Snapshot of a Custom John Hill Home

John Hill built a modern Frank Lloyd Wright-inspired home for the Collins family in early Summer 2003. Nestled in the woodsy outskirts of Lebanon, both the swampy lot and detailed architectural plans made it a challenge from every angle. Below is a list of those challenges, as well as the creative ways in which John Hill met their budget.

 Top Five Challenges To Building the Collins Home

1. Cantilevers. The cantilevers involved a steel I-Beam in the roof, which is typically never needed in residential construction. The corner windows and large overhangs on the terrace required massive “glue lam” wood beams. Much thought was also required in the sequence of the framing and the connections from one large beam to the next.

2. Building to bring the outdoors inside. This was accomplished in several ways: The textures and ceiling finish colors matched the exterior soffits perfectly. The windows (both at top and in the corners) give an uninterrupted view of the exterior. The stone columns extend from the exterior into the interior of the house to create a seamless unity between outside and inside. The front planter has an exterior and interior element with identical plantings on either side of the windows, further blurring the boundaries of interior to exterior.

3. Corner windows with no corner support. This required structural considerations with the beams as noted above. Steps were also taken to ensure that the custom-made windows (built on site) matched the manufactured windows in every possible detail. Tempered glass was ordered from the same national glass fabricator to ensure no color variations. The windows are also double-insulated like the rest of the house. This required the local fabricator to cut the outer pane of glass longer than the interior pane to create the angle with as little visual interruption as possible. This technique was something they had never done before and had to be “talked” into.

4. No gutters. This basement has the same guaranteed waterproof system that John Hill uses on all of his homes. This is different than the damp-proofing that is much more commonly used. This system, coupled with extra pipe and gravel at the footing level, ensure that ground water will never be a problem. Having no gutters also required a very creative French drain style system for the house. This starts approximately two feet below the visible grade with a plastic membrane followed by a perforated pipe and washed gravel. Both the gravel and pipe slope away and drain out by gravity.

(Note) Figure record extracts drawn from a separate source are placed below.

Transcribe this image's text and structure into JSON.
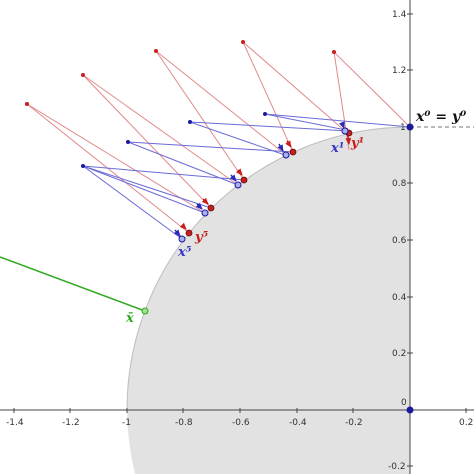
{
  "axes": {
    "x_ticks": [
      "-1.4",
      "-1.2",
      "-1",
      "-0.8",
      "-0.6",
      "-0.4",
      "-0.2",
      "0",
      "0.2"
    ],
    "y_ticks": [
      "1.4",
      "1.2",
      "1",
      "0.8",
      "0.6",
      "0.4",
      "0.2",
      "0",
      "-0.2"
    ]
  },
  "labels": {
    "start": "x⁰ = y⁰",
    "x1": "x¹",
    "y1": "y¹",
    "x5": "x⁵",
    "y5": "y⁵",
    "xbar": "x̄"
  },
  "colors": {
    "blue": "#3535c8",
    "red": "#c81e1e",
    "green": "#2fa81f",
    "disk_fill": "#e2e2e2"
  }
}
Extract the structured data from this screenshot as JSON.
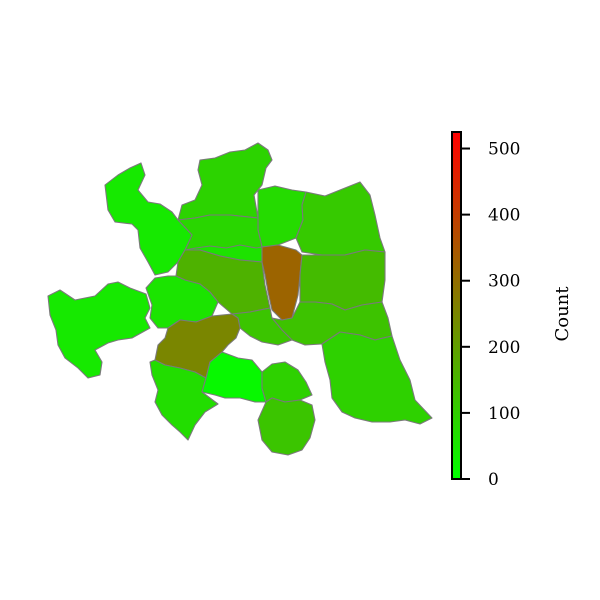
{
  "colorbar": {
    "label": "Count",
    "min": 0,
    "max": 525,
    "ticks": [
      "0",
      "100",
      "200",
      "300",
      "400",
      "500"
    ],
    "tick_values": [
      0,
      100,
      200,
      300,
      400,
      500
    ],
    "colors": {
      "low": "#00ff00",
      "mid": "#808000",
      "high": "#ff0000"
    }
  },
  "map": {
    "border_color": "#7a7a7a",
    "regions": [
      {
        "id": "north-top",
        "value": 90
      },
      {
        "id": "north-center",
        "value": 75
      },
      {
        "id": "north-east-mid",
        "value": 85
      },
      {
        "id": "northwest",
        "value": 45
      },
      {
        "id": "northeast",
        "value": 110
      },
      {
        "id": "center-north",
        "value": 60
      },
      {
        "id": "center",
        "value": 160
      },
      {
        "id": "red-center",
        "value": 320
      },
      {
        "id": "east-center",
        "value": 140
      },
      {
        "id": "west",
        "value": 45
      },
      {
        "id": "center-west",
        "value": 55
      },
      {
        "id": "southeast-upper",
        "value": 125
      },
      {
        "id": "center-south",
        "value": 120
      },
      {
        "id": "south-center-brown",
        "value": 250
      },
      {
        "id": "southwest",
        "value": 70
      },
      {
        "id": "south-bright",
        "value": 15
      },
      {
        "id": "south-mid",
        "value": 95
      },
      {
        "id": "south-lower",
        "value": 120
      },
      {
        "id": "southeast",
        "value": 95
      }
    ]
  }
}
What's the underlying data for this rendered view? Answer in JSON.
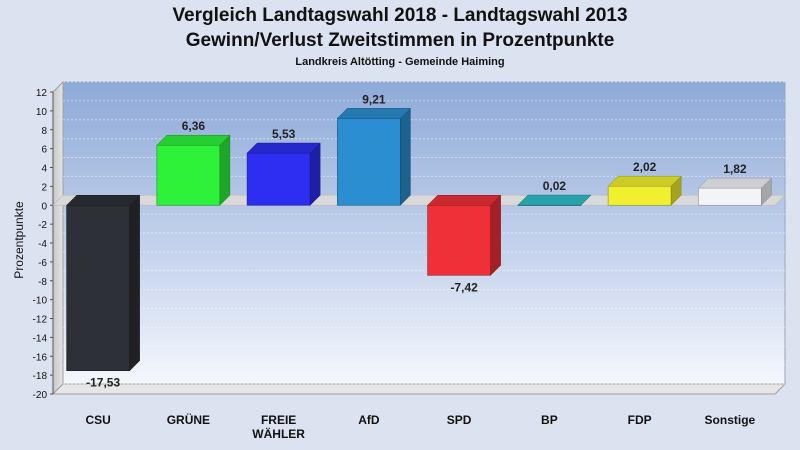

5. Steel I-beam in the roof. The challenge lied in the installation of this beam. From commercial structural steel workers to residential framing carpenters to crane operators to wood I-joist suppliers. It was important that all work together in unison, which isn’t normally required.

Top Five Creative Ways That The Collins Budget Was Met

1. Cultured stone that mimics natural stone. This single change was the most significant price-reducing measure to the entire home. The homeowners traveled to Cleveland to ensure that the selection they made was the most realistic cultured stone available.

2. Conventional floor joist with I-beams. The addition of steel I-beams in the basement allowed the use of a conventional 2 X 10 floor joist.

3. Blending stains to match four different wood species. The patience and creativeness of the painting contractor enabled the use of alternative trim materials that were much more cost-effective. The wood species used in the home are cherry, birch, pine and maple.

4. Creative foundation details and flashing to deliver concrete patios at first-floor heights. An innovative flashing detail was created in order for the terraces to be at the same height as the first floor. This approach delivered the aesthetic look the customer wanted without paying for an extra foot of foundation wall with a notch in it. (That additional concrete would have added several thousands of dollars to the project.)

5. Using local craftsman and inspiring them to bring their “art” to the betterment of the project. This home challenged all the tradespeople in their abilities. All facets of the carpentry trade had unique challenges, including the framer for the wood and steel structures to create the space, the exterior trim to finish out the soffit, the garage doors, and the interior finish work. Creative solutions for the stain work were also implemented by the painters, as were the metal trim work between the windows, the actual construction of the corner windows, the overhangs for the kitchen granite, etc. An inside joke during construction was that “on this job you are not a carpenter… you are an artist.”